Depuis son arrivée à la tête de Total en 2015, le PDG s’attache à diversifier la major pétrolière en misant sur les énergies propres. Mais sans pour autant négliger l’or noir. Une stratégie d’équilibriste qui porte ses fruits.

22 octobre 2014. Christophe de Margerie, emblématique PDG de Total depuis sept ans, décède dans un accident d’avion à Moscou. Après plusieurs mois d’attente, le conseil d’administration désigne son successeur en mai 2015. Il s’agit de Patrick Pouyanné, présent dans le groupe depuis 1997 et à la tête de la branche raffinage-chimie au moment de sa nomination. Ce scientifique, à la double casquette de polytechnicien et d’ingénieur des Mines, a notamment travaillé dans les cabinets du premier ministre Édouard Balladur puis de François Fillon, ministre délégué aux télécommunications. Un atout non négligeable pour diriger une entreprise parfois qualifiée de « second Quai d’Orsay ».

Le nouveau roi de l’or noir tricolore a une conviction : le pétrole, à lui seul, ne peut être une source de croissance sur le long terme. Ce diagnostic obéit à des impératifs écologiques, mais aussi économiques puisque Total est trop dépendant des variations du prix du brut. Patrick Pouyanné décide donc de miser davantage sur les énergies propres en créant, dès son arrivée à la tête du groupe, une nouvelle branche d’activité : « Gas, renewables and power ». Objectif, faire entrer d’ici 2035 son groupe dans le top 3 mondial des fournisseurs d’énergies non polluantes.
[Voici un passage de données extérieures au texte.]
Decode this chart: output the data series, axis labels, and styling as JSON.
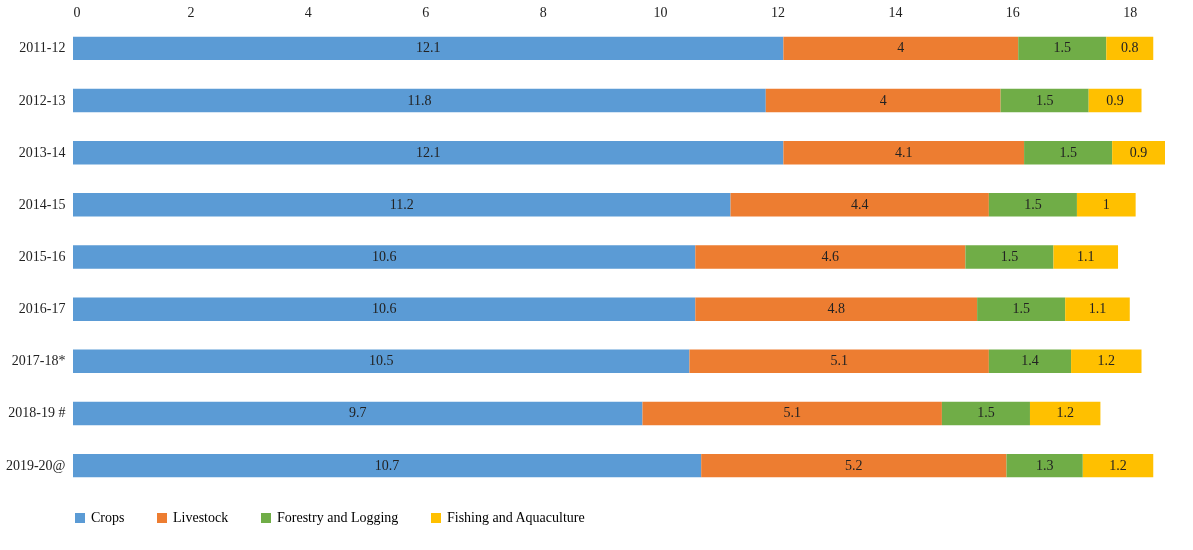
{
  "chart_data": {
    "type": "bar",
    "orientation": "horizontal",
    "stacked": true,
    "data_labels": true,
    "legend": "bottom",
    "grid": false,
    "categories": [
      "2011-12",
      "2012-13",
      "2013-14",
      "2014-15",
      "2015-16",
      "2016-17",
      "2017-18*",
      "2018-19 #",
      "2019-20@"
    ],
    "xlim": [
      0,
      18.6
    ],
    "xticks": [
      0,
      2,
      4,
      6,
      8,
      10,
      12,
      14,
      16,
      18
    ],
    "series": [
      {
        "name": "Crops",
        "color": "#5b9bd5",
        "values": [
          12.1,
          11.8,
          12.1,
          11.2,
          10.6,
          10.6,
          10.5,
          9.7,
          10.7
        ]
      },
      {
        "name": "Livestock",
        "color": "#ed7d31",
        "values": [
          4,
          4,
          4.1,
          4.4,
          4.6,
          4.8,
          5.1,
          5.1,
          5.2
        ]
      },
      {
        "name": "Forestry and Logging",
        "color": "#70ad47",
        "values": [
          1.5,
          1.5,
          1.5,
          1.5,
          1.5,
          1.5,
          1.4,
          1.5,
          1.3
        ]
      },
      {
        "name": "Fishing and Aquaculture",
        "color": "#ffc000",
        "values": [
          0.8,
          0.9,
          0.9,
          1,
          1.1,
          1.1,
          1.2,
          1.2,
          1.2
        ]
      }
    ]
  }
}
Pour cela, le nouveau PDG, qui dirige un groupe de plus de 100 000 collaborateurs, est fermement décidé à mettre les moyens nécessaires. Entre 2015 et 2019, Total investit 7,4 milliards d’euros dans la R&D, un quart de la somme étant dédiée aux énergies nouvelles. Ce qui permet notamment d’inaugurer SolarStar, une centrale à énergie solaire géante située dans le désert californien. En 2017, est lancée Total Spring, une offre de gaz et d’électricité propre. Pour accélérer la diversification de la major pétrolière, il met également en place une stratégie d’acquisition ambitieuse.

En 2016, il dépense 950 millions d’euros pour acheter le fabricant français de batteries Saft. L’année suivante, c’est le spécialiste de l’optimisation énergétique, GreenFlex, qui intègre le groupe. En juin 2016, le dirigeant décide également d’acquérir le fournisseur de gaz et d’électricité belge Lampiris qui revendique un million de clients en Belgique et dans l’Hexagone. Enfin, en avril 2018, Total annonce le rachat de 74% de Direct Energie, qui devient Total Direct Energie.

Mais Patrick Pouyanné ne néglige pas le cœur de métier de Total pour autant, puisqu’il continue à développer l’activité pétrole. Les plateformes sont modernisées, la prospection de nouveaux gisements se poursuit et un nombre record de brevets est déposé. Total joue aussi la carte de la géopolitique en étant la première compagnie pétrolière occidentale à revenir en Iran en 2017. Patrick Pouyanné décide également de faire main basse sur la branche pétrole du danois Maersk en 2018 pour la somme de 7,45 milliards de dollars puis rachète les activités pétrolières en Afrique de l’américain Anadarko pour 8,8 milliards de dollars.

Cette stratégie mêlant diverses sources d’énergie est payante sur le plan financier puisqu’entre 2015 et 2018, le chiffre d’affaires du groupe est passé de 144 à 184 milliards d’euros. Soit une hausse de 21,7% qui conforte Total dans sa place de plus grande entreprise de France.